«Warum disqualifiziert die UCI Azzaro, aber nicht Rissveds?»
Es passiert auf der letzten Runde. Die drei Franzosen Adrien Boichis, Luca Martin und Mathis Azzaro liefern sich einen packenden Kampf um den Sieg. Bei der letzten Passage der Tech & Feed Zone zweigt Azzaro in den parallel verlaufenden Kanal der Tech-Zone ab, ohne aber etwas an seinem Bike machen zu lassen und setzt das Rennen in Führung liegend fort. Das Video zeigt den entscheidenden Moment auf der letzten Runde.

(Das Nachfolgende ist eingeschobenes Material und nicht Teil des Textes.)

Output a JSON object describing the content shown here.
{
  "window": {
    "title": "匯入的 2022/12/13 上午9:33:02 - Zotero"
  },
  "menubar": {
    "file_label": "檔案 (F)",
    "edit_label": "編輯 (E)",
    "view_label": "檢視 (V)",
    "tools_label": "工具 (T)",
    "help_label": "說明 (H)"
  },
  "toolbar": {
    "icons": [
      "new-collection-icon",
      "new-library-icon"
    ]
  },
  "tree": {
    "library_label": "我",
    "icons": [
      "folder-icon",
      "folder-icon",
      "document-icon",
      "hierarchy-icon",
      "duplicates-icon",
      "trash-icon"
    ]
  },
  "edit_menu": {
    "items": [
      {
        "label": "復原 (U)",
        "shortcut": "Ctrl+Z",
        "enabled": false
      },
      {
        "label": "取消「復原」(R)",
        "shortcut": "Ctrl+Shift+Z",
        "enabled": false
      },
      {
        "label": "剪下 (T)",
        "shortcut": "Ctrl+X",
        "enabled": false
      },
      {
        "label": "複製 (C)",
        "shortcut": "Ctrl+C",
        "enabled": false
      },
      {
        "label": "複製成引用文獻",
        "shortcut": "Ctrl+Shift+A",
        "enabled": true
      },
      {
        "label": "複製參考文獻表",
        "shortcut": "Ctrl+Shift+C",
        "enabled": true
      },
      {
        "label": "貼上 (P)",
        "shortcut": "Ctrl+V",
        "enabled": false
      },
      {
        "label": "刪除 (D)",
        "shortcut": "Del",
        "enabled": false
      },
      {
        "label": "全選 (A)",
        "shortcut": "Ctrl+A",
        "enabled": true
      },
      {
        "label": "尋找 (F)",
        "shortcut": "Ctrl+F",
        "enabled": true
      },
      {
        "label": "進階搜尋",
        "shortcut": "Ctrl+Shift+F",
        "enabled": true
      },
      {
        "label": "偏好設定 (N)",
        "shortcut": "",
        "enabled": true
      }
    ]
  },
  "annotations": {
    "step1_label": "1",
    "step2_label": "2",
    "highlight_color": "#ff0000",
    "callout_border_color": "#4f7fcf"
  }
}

Das Reglement der UCI sagt dazu: «Falls eine Boxengasse eingerichtet wird, ist es den Fahrern untersagt, diese zu nutzen, um sich im Rennen einen Vorteil zu verschaffen. Sollten die Fahrer die Boxengasse ohne triftigen Grund befahren, können die Kommissäre sie disqualifizieren.» (Übersetzt durch Deepl).

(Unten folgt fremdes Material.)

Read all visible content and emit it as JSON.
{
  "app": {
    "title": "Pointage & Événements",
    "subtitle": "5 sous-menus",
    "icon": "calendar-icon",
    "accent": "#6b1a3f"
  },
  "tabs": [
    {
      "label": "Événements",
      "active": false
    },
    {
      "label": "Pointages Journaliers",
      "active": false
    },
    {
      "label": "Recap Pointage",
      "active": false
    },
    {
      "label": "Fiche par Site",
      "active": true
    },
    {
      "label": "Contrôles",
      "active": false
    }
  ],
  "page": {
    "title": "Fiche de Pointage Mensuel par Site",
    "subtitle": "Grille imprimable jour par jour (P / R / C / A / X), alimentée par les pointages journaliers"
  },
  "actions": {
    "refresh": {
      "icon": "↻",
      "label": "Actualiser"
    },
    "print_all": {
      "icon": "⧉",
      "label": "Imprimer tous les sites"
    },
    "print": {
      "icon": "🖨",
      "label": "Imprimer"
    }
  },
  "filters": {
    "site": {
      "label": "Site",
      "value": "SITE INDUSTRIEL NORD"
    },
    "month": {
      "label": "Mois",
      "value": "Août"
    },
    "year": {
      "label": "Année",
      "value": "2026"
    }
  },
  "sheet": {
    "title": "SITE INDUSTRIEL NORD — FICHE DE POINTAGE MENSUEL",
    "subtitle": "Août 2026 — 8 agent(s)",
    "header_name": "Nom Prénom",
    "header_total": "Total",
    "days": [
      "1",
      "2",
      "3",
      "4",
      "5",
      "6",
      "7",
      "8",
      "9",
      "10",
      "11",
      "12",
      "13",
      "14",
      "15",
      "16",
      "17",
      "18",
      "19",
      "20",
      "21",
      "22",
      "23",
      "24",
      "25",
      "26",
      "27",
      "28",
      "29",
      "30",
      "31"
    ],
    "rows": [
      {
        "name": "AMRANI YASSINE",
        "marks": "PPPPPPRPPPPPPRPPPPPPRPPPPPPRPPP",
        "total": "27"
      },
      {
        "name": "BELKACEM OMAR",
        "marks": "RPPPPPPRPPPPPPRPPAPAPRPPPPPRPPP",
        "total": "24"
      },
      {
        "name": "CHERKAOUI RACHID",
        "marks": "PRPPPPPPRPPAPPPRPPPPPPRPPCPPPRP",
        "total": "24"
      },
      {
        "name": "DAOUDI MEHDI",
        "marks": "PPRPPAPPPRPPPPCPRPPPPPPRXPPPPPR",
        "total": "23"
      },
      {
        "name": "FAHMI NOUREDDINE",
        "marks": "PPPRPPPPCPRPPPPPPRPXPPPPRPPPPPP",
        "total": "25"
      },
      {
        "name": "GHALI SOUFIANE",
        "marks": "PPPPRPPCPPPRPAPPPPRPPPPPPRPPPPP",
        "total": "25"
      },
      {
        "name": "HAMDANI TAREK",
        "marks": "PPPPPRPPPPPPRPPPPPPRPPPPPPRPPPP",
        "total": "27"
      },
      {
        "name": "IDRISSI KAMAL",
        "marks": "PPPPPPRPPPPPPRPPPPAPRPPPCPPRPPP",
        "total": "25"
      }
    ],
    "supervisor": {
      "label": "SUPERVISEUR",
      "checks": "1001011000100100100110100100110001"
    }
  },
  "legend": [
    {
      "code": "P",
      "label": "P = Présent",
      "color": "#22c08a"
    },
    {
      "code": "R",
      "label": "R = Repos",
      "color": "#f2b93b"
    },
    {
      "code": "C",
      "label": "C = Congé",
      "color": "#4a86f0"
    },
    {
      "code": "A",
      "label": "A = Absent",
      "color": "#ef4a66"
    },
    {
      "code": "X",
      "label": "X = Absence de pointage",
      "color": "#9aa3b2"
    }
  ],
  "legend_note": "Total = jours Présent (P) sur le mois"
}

Mathis Azzaro ging also ein Risiko ein, als er ausscherte. Allerdings ist nicht ersichtlich, welchen Vorteil er sich mit diesem Manöver verschuf. Er lag davor in Führung und tat das auch, als er wieder auf die Hauptlinie einbog. Seine Erklärung, er sei einer am Boden liegenden Flasche ausgewichen stützen die TV-Bilder allerdings auch nicht. Bestenfalls hat er im roten Bereich pedalend halluziniert.
Jenny Rissveds kommt ungeschoren davon
Was die Netz-Gemeinde erzürnte und auch unter Cross-Country-Journalisten für Stirnrunzeln sorgte, war, was sich wenige Stunden vorher im Rennen der Frauen abgespielt hatte: Da kollidiert Jenny Rissveds in der ersten schlammigen Abfahrt mit er vor ihr liegenden Savilia Blunk, diese stürzt, die Schwedin kommt kurz von der Strecke ab, rollt wenige Meter weiter unten auf diese zurück – übertritt also zweimal und an zwei verschiedenen Stellen die Streckenbegrenzung – und fährt fünf Runden später als überlegene Siegerin über die Ziellinie. Im Video der Crash auf der Startrunde. Auch die Kommentatoren sehen die Schuld bei Jenny Rissveds.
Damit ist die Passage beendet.